Once more he gazed wonderingly at her.

“I expect to do some courtin’ in this kentry when the war is over,” the guerilla said, soberly, reaching down to readjust the reins. “I haven’t got time now. Will you be waiting fur me here in Tanglefoot Cove–if I promise not to hang you fur your misdeeds right off now?” He glanced up with a sudden arch jocularity.

She burst out laughing gleefuly in the tumult of her joyous reassurance, as she laid her tremulous fingers in his big gauntlet when he insisted that they should shake hands as on a solemn compact.

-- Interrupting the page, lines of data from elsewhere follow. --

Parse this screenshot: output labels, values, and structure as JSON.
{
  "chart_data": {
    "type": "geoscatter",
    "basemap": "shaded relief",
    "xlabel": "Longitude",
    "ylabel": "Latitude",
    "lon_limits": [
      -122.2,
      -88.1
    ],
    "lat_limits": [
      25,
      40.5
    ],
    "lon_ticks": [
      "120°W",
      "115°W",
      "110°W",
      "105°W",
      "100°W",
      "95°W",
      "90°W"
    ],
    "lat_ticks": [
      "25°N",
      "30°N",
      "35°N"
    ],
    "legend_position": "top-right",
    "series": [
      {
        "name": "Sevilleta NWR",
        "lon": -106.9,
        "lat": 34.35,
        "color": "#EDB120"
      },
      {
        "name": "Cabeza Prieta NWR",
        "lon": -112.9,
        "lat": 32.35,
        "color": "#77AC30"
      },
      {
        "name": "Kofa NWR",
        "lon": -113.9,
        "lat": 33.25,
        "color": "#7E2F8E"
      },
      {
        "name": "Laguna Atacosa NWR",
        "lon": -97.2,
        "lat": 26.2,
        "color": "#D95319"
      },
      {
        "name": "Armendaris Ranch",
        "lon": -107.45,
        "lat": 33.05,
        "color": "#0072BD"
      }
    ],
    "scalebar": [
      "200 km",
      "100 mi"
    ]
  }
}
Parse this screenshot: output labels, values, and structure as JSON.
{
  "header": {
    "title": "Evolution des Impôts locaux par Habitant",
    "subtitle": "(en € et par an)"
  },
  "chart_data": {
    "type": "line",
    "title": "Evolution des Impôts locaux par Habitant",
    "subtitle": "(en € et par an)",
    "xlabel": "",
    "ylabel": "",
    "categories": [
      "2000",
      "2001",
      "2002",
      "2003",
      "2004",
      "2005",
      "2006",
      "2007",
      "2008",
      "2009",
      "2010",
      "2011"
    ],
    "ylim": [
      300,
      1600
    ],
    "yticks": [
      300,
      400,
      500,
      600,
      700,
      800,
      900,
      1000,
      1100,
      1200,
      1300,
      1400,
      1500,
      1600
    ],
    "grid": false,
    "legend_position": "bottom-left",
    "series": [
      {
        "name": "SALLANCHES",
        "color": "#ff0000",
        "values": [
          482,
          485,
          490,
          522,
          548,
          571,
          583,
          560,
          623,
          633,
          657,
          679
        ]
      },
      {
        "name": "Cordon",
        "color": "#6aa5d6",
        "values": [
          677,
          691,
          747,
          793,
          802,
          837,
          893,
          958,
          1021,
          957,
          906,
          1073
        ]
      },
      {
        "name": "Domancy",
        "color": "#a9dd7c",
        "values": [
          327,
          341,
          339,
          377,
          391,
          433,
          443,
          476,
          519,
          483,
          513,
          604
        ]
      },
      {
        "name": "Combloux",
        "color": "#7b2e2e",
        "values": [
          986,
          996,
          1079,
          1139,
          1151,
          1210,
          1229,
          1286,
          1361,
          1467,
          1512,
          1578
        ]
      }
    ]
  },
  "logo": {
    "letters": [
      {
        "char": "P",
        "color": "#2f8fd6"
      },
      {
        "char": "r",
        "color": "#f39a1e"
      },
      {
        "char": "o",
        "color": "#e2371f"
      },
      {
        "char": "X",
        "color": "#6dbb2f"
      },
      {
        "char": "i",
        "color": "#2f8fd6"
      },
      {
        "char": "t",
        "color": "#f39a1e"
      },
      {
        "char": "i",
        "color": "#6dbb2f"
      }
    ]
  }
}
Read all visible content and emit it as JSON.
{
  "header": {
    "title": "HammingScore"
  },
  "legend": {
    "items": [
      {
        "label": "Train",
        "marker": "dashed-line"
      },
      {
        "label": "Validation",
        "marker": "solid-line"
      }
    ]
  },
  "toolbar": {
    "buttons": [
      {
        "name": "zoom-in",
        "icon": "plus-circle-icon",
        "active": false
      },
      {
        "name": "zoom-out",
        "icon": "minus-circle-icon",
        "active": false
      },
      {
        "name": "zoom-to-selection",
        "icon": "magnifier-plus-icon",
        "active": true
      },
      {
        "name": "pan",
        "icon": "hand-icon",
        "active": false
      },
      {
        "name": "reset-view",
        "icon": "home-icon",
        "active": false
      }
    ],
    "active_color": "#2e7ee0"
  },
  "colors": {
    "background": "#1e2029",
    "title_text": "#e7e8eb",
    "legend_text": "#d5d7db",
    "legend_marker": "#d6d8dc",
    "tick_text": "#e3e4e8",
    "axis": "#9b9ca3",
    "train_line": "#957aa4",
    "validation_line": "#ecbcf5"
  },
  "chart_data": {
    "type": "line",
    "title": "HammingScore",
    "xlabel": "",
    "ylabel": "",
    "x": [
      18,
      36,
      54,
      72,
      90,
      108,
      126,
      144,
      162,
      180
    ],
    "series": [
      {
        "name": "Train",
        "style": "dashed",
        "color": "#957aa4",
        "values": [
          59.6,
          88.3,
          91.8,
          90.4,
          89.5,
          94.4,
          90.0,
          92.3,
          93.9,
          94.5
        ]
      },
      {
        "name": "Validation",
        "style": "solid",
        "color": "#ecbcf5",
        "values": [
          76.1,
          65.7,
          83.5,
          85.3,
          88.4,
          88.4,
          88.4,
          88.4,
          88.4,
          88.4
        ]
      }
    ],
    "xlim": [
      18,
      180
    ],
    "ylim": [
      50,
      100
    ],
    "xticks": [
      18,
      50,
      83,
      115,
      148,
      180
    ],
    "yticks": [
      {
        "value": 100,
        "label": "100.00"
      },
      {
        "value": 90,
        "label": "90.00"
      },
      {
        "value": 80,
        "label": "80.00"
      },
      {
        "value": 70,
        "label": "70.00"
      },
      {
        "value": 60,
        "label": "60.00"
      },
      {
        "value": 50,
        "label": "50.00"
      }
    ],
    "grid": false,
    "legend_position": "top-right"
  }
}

Forthwith he mounted again, and the great charger galloped back, carrying double, in the red afterglow of the sunset, to the waiting group before the flaring doors of the forge.

The fine flower of romance had blossomed incongruously in that eager heart in those fierce moments of the bitterness of defeat. Life suddenly had a new meaning, a fair and fragrant promise, and often and again he looked over his shoulder at the receding scene when the trumpets sang “to horse,” and in the light of the moon the guerilla rode out of Tanglefoot Cove.

But Ethelinda saw him never again. All the storms of fate overwhelmed the Confederacy with many a rootless hope and many a plan and pride. In lieu of the materialization of the stalwart ambition of distinction that had come to dominate his life, responsive to the discovery of his peculiar and inherent gifts, his destiny was chronicled in scarce a line of the printed details of a day freighted with the monstrous disaster of a great battle; in common with others of the “missing” his bones were picked by the vultures till shoved into a trench, where a monument rises to-day to commemorate an event and not a commander. Nevertheless, for many years the flare of the first red leaves in the cleft among the pines on the eastern slope of Tanglefoot Cove brought to Ethelinda’s mind the gay flutter of the guidon, and in certain sonorous blasts of the mountain wind she could hear martial echoes of the trumpets of the guerilla.